The primary catalyst: media rights realignment. WWE’s agreements, including its high-profile partnership with Netflix for Monday Night Raw and additional ESPN arrangements, drove a substantial revenue step-up in 2025. Unlike the UFC’s steady contractual escalators, WWE experienced a structural reset in rights value — a surge that reshaped the internal balance within TKO.
Despite trailing in margin percentage at 52%, WWE’s absolute earnings advantage marked a symbolic turning point in the conglomerate’s portfolio.
Zuffa Boxing Signals Strategic Expansion
Beyond the UFC-WWE comparison, TKO’s launch of Zuffa Boxing in January 2026 adds a third combat sports pillar. The venture’s management and promotional revenues are currently housed within TKO’s “Corporate and Other” segment, which posted 17% growth to $199.1 million in 2025.
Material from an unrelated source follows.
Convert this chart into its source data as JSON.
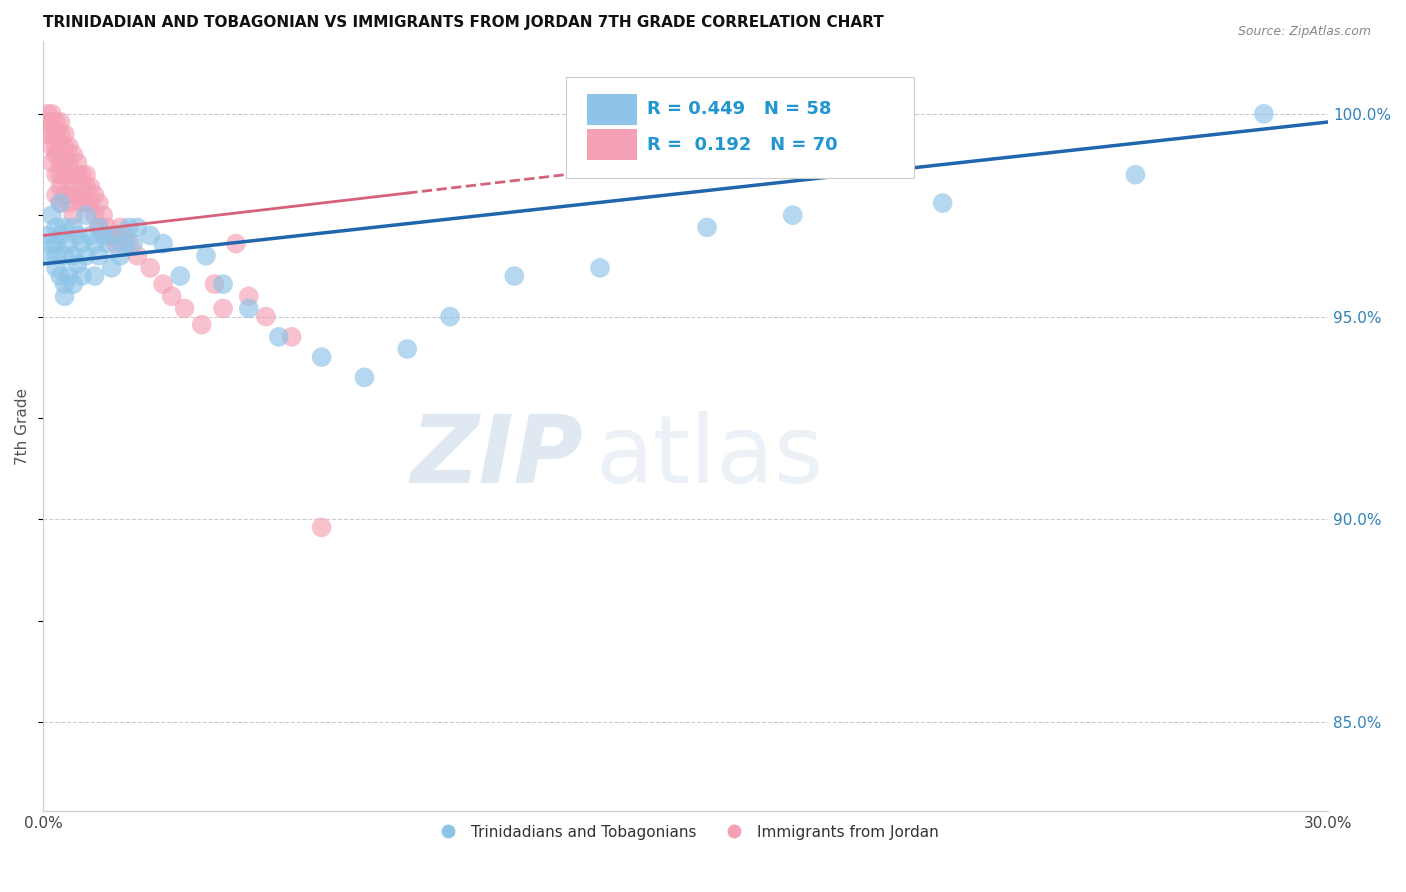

Executives framed the boxing initiative as a long-term growth driver rather than an immediate earnings boost. If major event staging scales successfully, it could diversify revenue streams and reduce dependence on legacy media rights structures across both UFC and WWE.
TKO’s Broader Financial Picture
On a consolidated basis, TKO generated $4.735 billion in revenue and $1.585 billion in adjusted EBITDA for 2025, representing a 47% increase in EBITDA year-over-year. Free cash flow reached $1.159 billion. The company returned more than $1.3 billion to shareholders through buybacks and dividends — an aggressive capital allocation strategy uncommon among sports entertainment firms.
For 2026, TKO projects revenue between $5.675 and $5.775 billion, with adjusted EBITDA ranging from $2.240 to $2.290 billion — signaling continued double-digit growth. The company also announced plans for up to $1 billion in additional share repurchases.
What It Means for the Combat Sports Landscape
UFC remains among the most profitable sports properties globally, but the competitive narrative within TKO has shifted. WWE’s rights escalation demonstrates how distribution leverage can rapidly reconfigure corporate hierarchies in sports media. The UFC’s model remains stable and highly efficient, yet it did not benefit from a comparable step-change in broadcast valuation during 2025.
Long term, the convergence of MMA, professional wrestling, and boxing under one corporate umbrella positions TKO as a dominant force in combat sports entertainment. The internal rivalry between UFC and WWE may be less about competition and more about portfolio balance — but in 2025, WWE seized the financial momentum.